Linux: kernel >= 3.9; `/proc` filesystem.

macOS: Tested >= 10.10, may work on older versions too.

Please file an issue if you experience any other requirements.

## API

[see Rust doc](https://docs.rs/constellation-rs)

## Testing

[see TESTING.md](TESTING.md)

## Why?

Constellation forms the basis of a large-scale data processing project I'm working on.
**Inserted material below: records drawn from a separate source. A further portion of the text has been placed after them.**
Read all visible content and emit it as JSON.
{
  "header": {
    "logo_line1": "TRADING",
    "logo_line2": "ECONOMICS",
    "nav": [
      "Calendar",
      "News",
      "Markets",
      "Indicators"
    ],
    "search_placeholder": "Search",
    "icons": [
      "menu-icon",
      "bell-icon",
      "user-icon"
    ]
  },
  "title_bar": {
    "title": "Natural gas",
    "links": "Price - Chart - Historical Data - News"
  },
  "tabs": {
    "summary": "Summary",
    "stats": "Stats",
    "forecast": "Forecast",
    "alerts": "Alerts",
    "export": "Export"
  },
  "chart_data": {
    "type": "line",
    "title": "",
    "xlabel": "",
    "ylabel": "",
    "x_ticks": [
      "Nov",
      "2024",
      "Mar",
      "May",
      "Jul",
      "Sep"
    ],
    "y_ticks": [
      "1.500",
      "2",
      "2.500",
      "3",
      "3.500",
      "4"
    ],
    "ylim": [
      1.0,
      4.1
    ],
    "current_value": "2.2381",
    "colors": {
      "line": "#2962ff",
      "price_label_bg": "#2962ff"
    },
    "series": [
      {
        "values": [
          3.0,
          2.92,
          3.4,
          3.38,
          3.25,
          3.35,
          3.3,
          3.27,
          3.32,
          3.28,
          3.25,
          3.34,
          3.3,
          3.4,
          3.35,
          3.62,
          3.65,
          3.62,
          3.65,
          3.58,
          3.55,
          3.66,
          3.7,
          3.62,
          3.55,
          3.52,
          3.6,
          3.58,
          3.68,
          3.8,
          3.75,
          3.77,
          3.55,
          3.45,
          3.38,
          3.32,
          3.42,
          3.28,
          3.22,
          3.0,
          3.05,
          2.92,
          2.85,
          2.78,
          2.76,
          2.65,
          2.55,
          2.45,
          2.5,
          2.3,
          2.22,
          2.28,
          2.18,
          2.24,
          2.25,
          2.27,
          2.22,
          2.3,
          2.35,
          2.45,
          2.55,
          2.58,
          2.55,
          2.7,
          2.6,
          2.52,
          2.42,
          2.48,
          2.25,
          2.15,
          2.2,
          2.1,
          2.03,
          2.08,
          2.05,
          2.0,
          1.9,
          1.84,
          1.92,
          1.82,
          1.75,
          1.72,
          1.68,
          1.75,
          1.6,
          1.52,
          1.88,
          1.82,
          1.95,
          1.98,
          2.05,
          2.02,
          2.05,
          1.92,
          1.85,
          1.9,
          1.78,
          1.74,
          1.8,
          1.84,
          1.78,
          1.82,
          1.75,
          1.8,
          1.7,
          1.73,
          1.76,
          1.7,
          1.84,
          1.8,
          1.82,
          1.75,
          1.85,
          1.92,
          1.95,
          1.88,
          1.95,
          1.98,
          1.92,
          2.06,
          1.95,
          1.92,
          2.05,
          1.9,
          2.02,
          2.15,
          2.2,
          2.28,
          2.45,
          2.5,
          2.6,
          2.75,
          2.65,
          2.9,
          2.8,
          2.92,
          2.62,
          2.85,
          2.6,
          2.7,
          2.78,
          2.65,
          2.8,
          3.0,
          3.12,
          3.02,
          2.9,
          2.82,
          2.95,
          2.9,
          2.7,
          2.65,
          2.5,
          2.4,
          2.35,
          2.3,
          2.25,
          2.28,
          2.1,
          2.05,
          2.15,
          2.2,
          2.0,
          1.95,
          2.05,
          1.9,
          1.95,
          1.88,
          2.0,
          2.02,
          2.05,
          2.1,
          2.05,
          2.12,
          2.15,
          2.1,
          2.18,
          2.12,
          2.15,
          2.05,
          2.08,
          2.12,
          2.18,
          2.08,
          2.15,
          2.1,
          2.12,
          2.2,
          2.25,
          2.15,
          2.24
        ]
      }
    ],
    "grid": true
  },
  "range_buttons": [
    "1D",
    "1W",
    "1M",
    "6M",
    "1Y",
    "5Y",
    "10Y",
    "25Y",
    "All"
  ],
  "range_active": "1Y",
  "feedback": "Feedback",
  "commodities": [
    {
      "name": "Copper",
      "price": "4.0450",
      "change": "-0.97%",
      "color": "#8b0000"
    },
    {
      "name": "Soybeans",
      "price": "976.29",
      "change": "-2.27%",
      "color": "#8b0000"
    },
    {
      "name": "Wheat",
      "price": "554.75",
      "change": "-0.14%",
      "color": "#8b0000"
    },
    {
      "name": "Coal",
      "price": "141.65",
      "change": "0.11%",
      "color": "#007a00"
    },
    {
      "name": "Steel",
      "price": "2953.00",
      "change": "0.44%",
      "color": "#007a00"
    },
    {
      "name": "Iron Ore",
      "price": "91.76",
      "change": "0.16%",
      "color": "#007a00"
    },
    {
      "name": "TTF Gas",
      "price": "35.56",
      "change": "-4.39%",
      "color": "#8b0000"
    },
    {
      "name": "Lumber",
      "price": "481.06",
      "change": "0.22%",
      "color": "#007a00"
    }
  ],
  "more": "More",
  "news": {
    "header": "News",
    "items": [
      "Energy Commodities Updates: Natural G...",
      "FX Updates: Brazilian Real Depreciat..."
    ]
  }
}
I decided to start polishing it and publish it as open source on the off chance it might be interesting or even useful to anyone else!

## License
Licensed under Apache License, Version 2.0, ([LICENSE.txt](LICENSE.txt) or http://www.apache.org/licenses/LICENSE-2.0).

Unless you explicitly state otherwise, any contribution intentionally submitted for inclusion in the work by you, as defined in the Apache-2.0 license, shall be licensed as above, without any additional terms or conditions.